Consulting: And many companies use another channel, the Internet…
Champy:
There's no question that the Internet is key to a lot of the success of the companies in this book. It accelerates the process of becoming known and of having your value proposition out there in the marketplace. The Big Green Egg case is an interesting example. There's a guy who struggled for a long time; he's been around for 35 years and he was growing his business very slowly and then the Internet comes long and it just accelerates everything. It's a company that still spends very little on traditional advertising and still depends on the Internet and its community to leverage what it is.

Consulting: You talk a lot about smaller and upstart companies taking on the giants of industry. Would that have even been possible a decade ago?
Champy:
It happened, but it was much more rare and it was much more difficult. I think it is much harder for the behemoths to move. It's possible, but it takes much longer. One of the things that happens in large companies is that the executives really lose touch with the consumer and, as a result, the impact of their products and services starts to diminish. Executives become far too distant from the everyday consumer. I actually admire companies like IBM for requiring their executives to maintain some level of account relationships with real customers.

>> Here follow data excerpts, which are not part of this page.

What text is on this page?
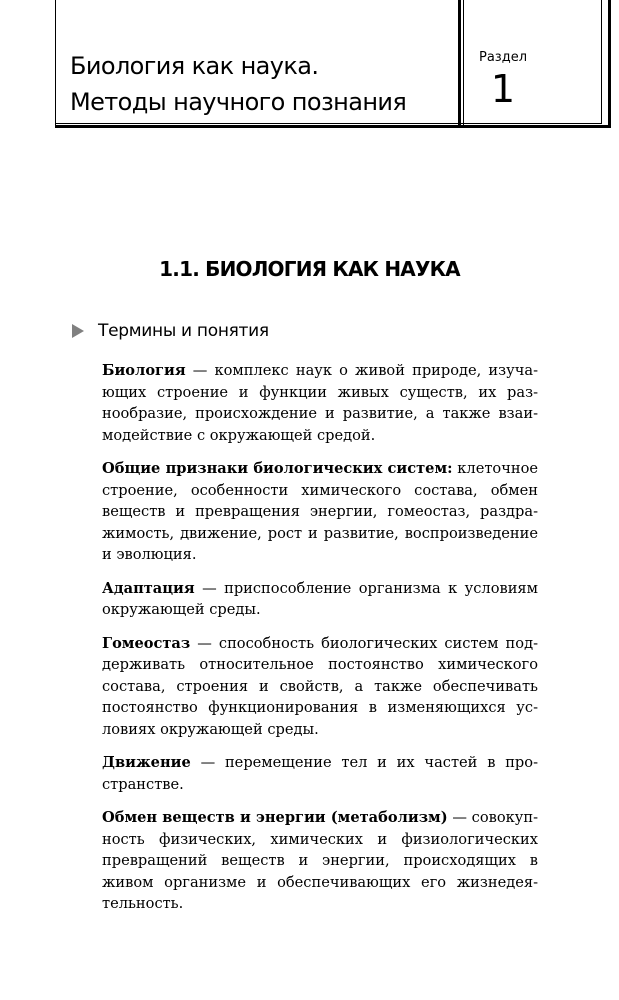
Биология как наука.
Методы научного познания
Раздел
1
1.1. БИОЛОГИЯ КАК НАУКА
Термины и понятия

Биология — комплекс наук о живой природе, изучающих строение и функции живых существ, их разнообразие, происхождение и развитие, а также взаимодействие с окружающей средой.

Общие признаки биологических систем: клеточное строение, особенности химического состава, обмен веществ и превращения энергии, гомеостаз, раздражимость, движение, рост и развитие, воспроизведение и эволюция.

Адаптация — приспособление организма к условиям окружающей среды.

Гомеостаз — способность биологических систем поддерживать относительное постоянство химического состава, строения и свойств, а также обеспечивать постоянство функционирования в изменяющихся условиях окружающей среды.

Движение — перемещение тел и их частей в пространстве.

Обмен веществ и энергии (метаболизм) — совокупность физических, химических и физиологических превращений веществ и энергии, происходящих в живом организме и обеспечивающих его жизнедеятельность.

Consulting: What's next? Where do you see the trend lines pointing?
Champy:
I think what we'll see is more high touch in customer relationships. The trend over the last ten years has been more high tech. The successful companies I've seen have a lot of high touch and Zappos is a great example of this. They sell shoes over the Internet and people just love them, and I write about Zappos in the next book—learned to do it with scale. Not everyone is going to be able to do that because the current assumption is that you want to maximize the number of calls each service representative handles in each day. The Zappos model says they want their service reps to do just ten calls a day.
So, I think we'll see more of an appreciation of what good service really demands. The big challenge will be how to pay for it. If there will be a broad trend from my perspective it will be for companies to continue to become more efficient in how they operate and take those cost savings and apply them to more high touch customer service and product innovation.